Imagine a big greasy cheeseburger, salty hot fries, and a sweet cold strawberry milkshake to wash it all down sitting right in front of you. Run away as fast as you can? Unhealthy, bad for you, heart-disease causing are thoughts that come to mind?
Sure, after repetitive intake of meals that are comprised of these high-fat, high-calorie choices, the end result can be harmful. However, with careful planning and by in large a healthy nutrition regimen, cheat meals are completely appropriate.

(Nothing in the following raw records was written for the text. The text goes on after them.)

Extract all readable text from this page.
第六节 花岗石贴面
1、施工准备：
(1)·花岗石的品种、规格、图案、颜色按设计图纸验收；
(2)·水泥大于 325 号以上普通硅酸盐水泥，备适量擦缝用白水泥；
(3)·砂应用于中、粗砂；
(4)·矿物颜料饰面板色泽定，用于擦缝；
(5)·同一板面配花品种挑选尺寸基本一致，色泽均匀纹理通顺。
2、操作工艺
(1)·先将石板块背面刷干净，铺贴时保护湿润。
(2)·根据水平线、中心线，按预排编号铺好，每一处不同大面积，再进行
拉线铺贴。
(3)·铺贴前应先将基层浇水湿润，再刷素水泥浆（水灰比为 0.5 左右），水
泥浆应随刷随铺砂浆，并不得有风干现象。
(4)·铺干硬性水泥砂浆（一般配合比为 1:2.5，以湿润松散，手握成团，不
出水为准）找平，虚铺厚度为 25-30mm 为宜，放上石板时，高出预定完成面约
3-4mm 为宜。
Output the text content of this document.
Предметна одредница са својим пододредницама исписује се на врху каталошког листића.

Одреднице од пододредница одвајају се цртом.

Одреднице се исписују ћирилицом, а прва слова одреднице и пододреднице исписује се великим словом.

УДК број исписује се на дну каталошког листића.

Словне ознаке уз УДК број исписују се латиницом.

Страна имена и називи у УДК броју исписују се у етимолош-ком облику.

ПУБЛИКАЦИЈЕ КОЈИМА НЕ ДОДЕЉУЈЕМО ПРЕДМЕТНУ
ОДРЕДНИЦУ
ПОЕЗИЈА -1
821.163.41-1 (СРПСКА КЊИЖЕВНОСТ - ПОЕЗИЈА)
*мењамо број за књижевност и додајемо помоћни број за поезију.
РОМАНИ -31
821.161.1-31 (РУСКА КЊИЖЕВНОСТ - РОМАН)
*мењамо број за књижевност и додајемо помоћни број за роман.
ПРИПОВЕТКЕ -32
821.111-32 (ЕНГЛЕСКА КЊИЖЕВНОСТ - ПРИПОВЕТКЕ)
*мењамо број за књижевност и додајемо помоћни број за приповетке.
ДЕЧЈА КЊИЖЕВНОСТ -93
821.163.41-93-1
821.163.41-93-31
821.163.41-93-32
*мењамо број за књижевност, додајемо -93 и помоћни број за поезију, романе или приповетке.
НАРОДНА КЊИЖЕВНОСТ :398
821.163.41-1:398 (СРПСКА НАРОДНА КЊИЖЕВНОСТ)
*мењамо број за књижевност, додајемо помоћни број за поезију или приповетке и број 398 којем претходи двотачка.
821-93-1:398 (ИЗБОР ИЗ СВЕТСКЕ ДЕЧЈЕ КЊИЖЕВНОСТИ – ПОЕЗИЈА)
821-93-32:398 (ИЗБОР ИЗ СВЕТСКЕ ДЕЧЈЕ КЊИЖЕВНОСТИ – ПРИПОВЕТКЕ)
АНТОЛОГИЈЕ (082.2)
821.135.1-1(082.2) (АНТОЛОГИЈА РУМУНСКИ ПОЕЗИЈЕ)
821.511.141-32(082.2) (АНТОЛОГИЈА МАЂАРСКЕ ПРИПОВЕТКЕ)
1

The word “cheat” is one that carries such a negative connotation yet has a deeper meaning than face value. Why do these get such a bad rep? And what are the reasons behind cheat meals being absolutely necessary?
Let’s dive into this hot topic seen both in the literature and press.
Name one person who has never gone on a “diet” in one form or another. In this day in age, the term “diet” is as common as Monday morning traffic, almost mainstream among all populations. These range from the “Atkins” to “juice-cleanses” to eliminating a particular food group or macronutrient to even simply not indulging in a certain treat for a period of time.
The underlying problem is this: diets are short term, quick “fixes” that have no impact on lifestyle as a whole. Instead of partaking in these non-permanent choices, we need to focus on the longevity of healthy habits. Finding a balance in our nutrition is vital, and this should include cheat meals. Not only would this provide sanity, but we as people should enjoy life! Who doesn’t want to eat a piece of chocolate cake every once in a while? In order to maintain a healthy lifestyle, our treats should and can be very much welcomed.
Mentally, if a person is so restrictive regarding nutrition, negative relationships can occur with food and this can potentially lead to overeating, or even eating disorders and depression. Cheat meals could make an individual less likely to binge, thus avoiding these harmful medical implications.
Most individuals who are on a diet or on competition preparation avoid social situations at all costs or end up overindulging in these cheat foods. Let’s be honest, the idea of being around chips & dip, chocolate brownies or a deep-dish pizza when you can’t enjoy it is a complete nightmare.
However, if cheat meals are implemented into someone’s regimen, this would prevent someone from avoiding social events (which almost always involve food), could allow this person to still have fun & hang out with friends and family, and minimizes any guilt associated with consuming these “non-diet” food choices. This shouldn’t exclude the option of choosing healthier foods when going out with loved ones, more so it offers an alternative solution.
Trying one or two cheat meals a week, perhaps on the weekends, or a few “treats” throughout the week may be a smart decision. Some people also plan intense workouts around cheat meals to maximize athletic performance, either after a training session or training intensely the day after the cheat meal.
Every person has different goals when it comes to fitness and health, so this should be taken into consideration when thinking about how often and what these cheat meals should comprise of. Now, a cheat meal doesn’t mean go overboard and eat however much you want. This needs to be strategically planned out and make sense. This can lead to the issues discussed previously such as binge-type behavior as well as nutrient deficiency. Also, people who are first starting out a weight loss program probably shouldn’t consume cheat meals until they grasp the concept of working out & nutrition and develop healthy habits.
In conclusion, as long as they are strategically planned and the majority of our nutrition comes from nutrient dense choices, cheat meals can actually be utilized as an advantage emotionally, socially and even biologically. The main idea is to avoid being extremely rigid with our food choices so eventually this “diet” blooms into a lifestyle. Remember, everything in moderation!